En dépit de l’impressionnant dispositif de sécurité déployé dans les principales artères de la capitale, des milliers de manifestants ont tenu à honorer le rendez-vous de la colère contre le système.

Pour ce 22e vendredi consécutif, le régime algérien qui est à court d’idées pour assurer la transition revendiquée par les masses ne peut s’appuyer désormais que sur les sécuritaires pour le défendre.
Ainsi, des centaines de policiers et des dizaines de camions de police, y compris des camions équipés de canons à eau, ont investi les différentes rues et places d’Alger-Centre.
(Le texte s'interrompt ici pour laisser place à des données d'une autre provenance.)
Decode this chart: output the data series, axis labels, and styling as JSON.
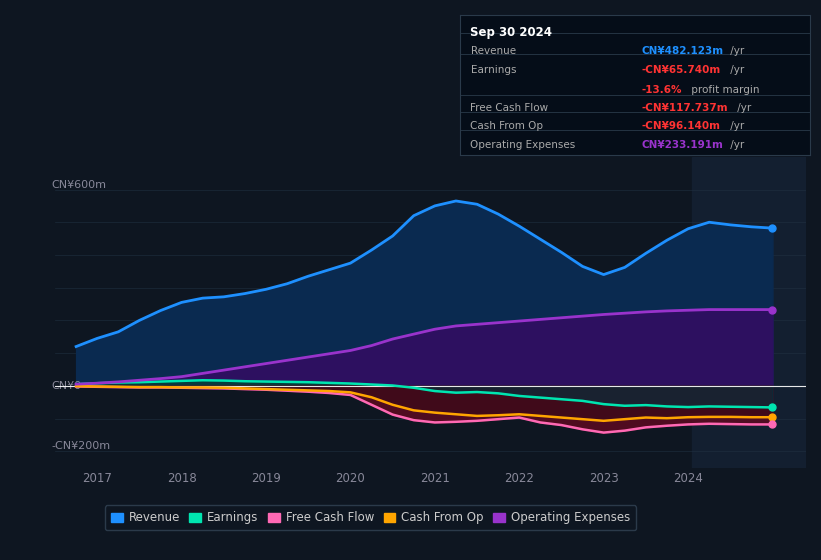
{
  "bg_color": "#0e1621",
  "plot_bg_color": "#0e1621",
  "y_label_top": "CN¥600m",
  "y_label_zero": "CN¥0",
  "y_label_bottom": "-CN¥200m",
  "x_ticks": [
    2017,
    2018,
    2019,
    2020,
    2021,
    2022,
    2023,
    2024
  ],
  "ylim": [
    -250,
    700
  ],
  "xlim": [
    2016.5,
    2025.4
  ],
  "highlight_x_start": 2024.05,
  "highlight_x_end": 2025.4,
  "tooltip_title": "Sep 30 2024",
  "tooltip_rows": [
    {
      "label": "Revenue",
      "value": "CN¥482.123m",
      "suffix": " /yr",
      "value_color": "#1e90ff"
    },
    {
      "label": "Earnings",
      "value": "-CN¥65.740m",
      "suffix": " /yr",
      "value_color": "#ff3333"
    },
    {
      "label": "",
      "value": "-13.6%",
      "suffix": " profit margin",
      "value_color": "#ff3333"
    },
    {
      "label": "Free Cash Flow",
      "value": "-CN¥117.737m",
      "suffix": " /yr",
      "value_color": "#ff3333"
    },
    {
      "label": "Cash From Op",
      "value": "-CN¥96.140m",
      "suffix": " /yr",
      "value_color": "#ff3333"
    },
    {
      "label": "Operating Expenses",
      "value": "CN¥233.191m",
      "suffix": " /yr",
      "value_color": "#9933cc"
    }
  ],
  "legend_items": [
    {
      "label": "Revenue",
      "color": "#1e90ff"
    },
    {
      "label": "Earnings",
      "color": "#00e5b0"
    },
    {
      "label": "Free Cash Flow",
      "color": "#ff69b4"
    },
    {
      "label": "Cash From Op",
      "color": "#ffa500"
    },
    {
      "label": "Operating Expenses",
      "color": "#9933cc"
    }
  ],
  "revenue": [
    120,
    145,
    165,
    200,
    230,
    255,
    268,
    272,
    282,
    295,
    312,
    335,
    355,
    375,
    415,
    458,
    520,
    550,
    565,
    555,
    525,
    488,
    448,
    408,
    365,
    340,
    362,
    405,
    445,
    480,
    500,
    492,
    486,
    482
  ],
  "earnings": [
    5,
    8,
    10,
    11,
    13,
    15,
    17,
    16,
    14,
    13,
    12,
    11,
    9,
    7,
    4,
    1,
    -6,
    -16,
    -21,
    -19,
    -23,
    -31,
    -36,
    -41,
    -46,
    -56,
    -61,
    -59,
    -63,
    -65,
    -63,
    -64,
    -65,
    -66
  ],
  "free_cash_flow": [
    -2,
    -3,
    -4,
    -5,
    -5,
    -6,
    -7,
    -8,
    -10,
    -12,
    -15,
    -18,
    -22,
    -28,
    -58,
    -88,
    -105,
    -112,
    -110,
    -107,
    -102,
    -97,
    -112,
    -120,
    -133,
    -143,
    -137,
    -127,
    -122,
    -118,
    -116,
    -117,
    -118,
    -118
  ],
  "cash_from_op": [
    -1,
    -2,
    -3,
    -4,
    -4,
    -5,
    -5,
    -6,
    -8,
    -10,
    -12,
    -14,
    -16,
    -20,
    -35,
    -58,
    -75,
    -82,
    -87,
    -92,
    -90,
    -87,
    -92,
    -97,
    -102,
    -107,
    -102,
    -97,
    -99,
    -96,
    -95,
    -95,
    -96,
    -96
  ],
  "operating_expenses": [
    5,
    8,
    12,
    17,
    22,
    28,
    38,
    48,
    58,
    68,
    78,
    88,
    98,
    108,
    123,
    143,
    158,
    173,
    183,
    188,
    193,
    198,
    203,
    208,
    213,
    218,
    222,
    226,
    229,
    231,
    233,
    233,
    233,
    233
  ],
  "x": [
    2016.75,
    2017.0,
    2017.25,
    2017.5,
    2017.75,
    2018.0,
    2018.25,
    2018.5,
    2018.75,
    2019.0,
    2019.25,
    2019.5,
    2019.75,
    2020.0,
    2020.25,
    2020.5,
    2020.75,
    2021.0,
    2021.25,
    2021.5,
    2021.75,
    2022.0,
    2022.25,
    2022.5,
    2022.75,
    2023.0,
    2023.25,
    2023.5,
    2023.75,
    2024.0,
    2024.25,
    2024.5,
    2024.75,
    2025.0
  ]
}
Une démonstration de force qui ne berne en aucun les Algériens. Ces derniers n’ont pas manqué d’ailleurs de s’en prendre au donneur d’ordre qui s’est érigé en homme fort du régime, le général Gaïd Salah en l’occurrence.
Des milliers scandaient des slogans qui lui sont hostiles « Gaïd Salah chiyat el Imarat (Gaïd Salah, laudateur des Emirats arabe unis) », « Gaïd Salah on vous fait pas confiance »…

La même ferveur populaire a été aussi constatée au si bien à Oran qu’à Béjaia.
Malgré la chaleur et l’humidité, les Béjaouis sont sortis par dizaines de milliers au chef-lieu de wilaya.
Alors que des milliers d’oranais ont, pour la 22e fois de suite, battu le pavé, pour réaffirmer leur appel pour le départ définitif du système en place et l’instauration d’un État de droit démocratique et social et par dessus tout une justice indépendante.

Si la société civile a donné le change en rédigeant une plate-forme devant servir de base à une transition politico-institutionnelle à moindre coût, c’est-à-dire loin de toute effusion de sang. Le constat établi sur le gâchis généré par le système politique est effarant.
Ce qui pousse le mouvement populaire, dynamique depuis le 22 février, à exiger que soit «dégagée» la matrice qui a engendré la mafiocratie qui a régenté le pays.
Avec le résultat que l’on perçoit aujourd’hui : 18 ministres interrogés et inquiétés par la justice et qui croupissent dans la prison d’El Harrach, dont deux anciens chefs de gouvernement.